Beth sets it all in neatly and then (over and over) pushes it down into the bag in the box...


...where it springs back out, ready to have more added to it!


This is Hershey's lamb fleece, flying free around the drums.  That'd be Hershey for sure!  Luckily most of it drifts back onto the drums, but some has to be swept up off the floor and tossed back in.  Yep, classic Hershey ;-).




B. Willard.  I thought this would be an interesting shot with the contrast between the stationary curls and the whirling drum getting ready to pick them up.  However, when I look at it now, it kind of makes me feel like someone getting ready to jump off the high dive for the first time. 


Ideally I'd hoped to show the gradients from dark gray to white, but the lighting was tough and I didn't have my "big girl" camera.  (Left to right) Hershey, Boudreaux, B. Willard, Henrietta, Ford, Allie, Maisie and Blossom. 

It's sure hard to beat a car full of fresh roving!

Ohio Valley Natural Fibers

Saturday, July 5, 2014

The 2014 Tour de Fleece

It's time for the Tour de Fleece!  Some information from the TdF page on Ravelry...

This year, the Tour de Fleece starts on Saturday July 5 and runs until Sunday July 27th, 2014.
Guidelines (NOT RULES):

  • Spin every day the Tour rides, if possible. Saturday July 5 through Sunday July 27th. Days of rest: Tuesday, July 15th and Monday July 21st. (Just like the actual tour.)
  • Spin something challenging on the challenge day (usually the toughest high mountain stage: this year, it’s Stage 14, on Saturday, July 19th, when they climb over 3,000m at grades from 4-6%).
  • Wear yellow on Sunday July 27th to announce victory. Why not wear yellow on any day you feel particularly successful? (Yellow is the color of the race leader in the Tour - but here we are all ‘race leaders’) Other colors if desired: Green (sprinter - think FAST), Polka-dot (climber - as in uphill), and white (rookie).
 

The Captain for this year's Team My Favorite Sheep is Mia :-).  Our group is very laid back, very encouraging and not competitive.  Please feel free to join in even if all you'd like to do is cheer the spinners on.  Everyone welcome!

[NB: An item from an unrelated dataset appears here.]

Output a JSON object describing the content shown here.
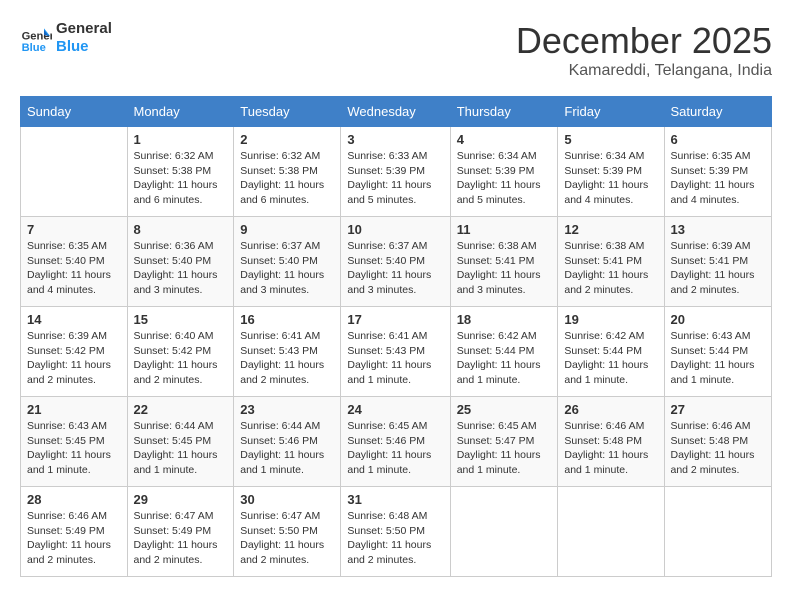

My  2014 "bicycle" basket - some treasures in a stash of old roving bundles. I also am hoping to spin some Miss Ewenice, but the way my days are going right now...  Sigh.



I think there are 20 mixed ounces of Peabody, Jester, Beanie Baby, Popcorn PeePee Pants and Henrietta.  I was happy to find the Peabody and PPPP because most of their wool has been sold over the years.  Mine, mine all mine :-).


It's important to have your porch cats at the ready.


Including Claire Bear.  What?  If CB is joining the team, it's looking like it's going to be an odd race for sure!

Note the tipped over bucket, potting soil, fern tears strewn about...  I woke this morning to sheep bells.  Outside the bedroom window.  There should not be sheep bells outside the bedroom window.  GRAHAM LAMB!!!

Add install flower protecting gate to Wool House porch to the TdF list.  While keeping the barn gate shut seems like a more logical solution, it's apparently not in my skill set >:-o.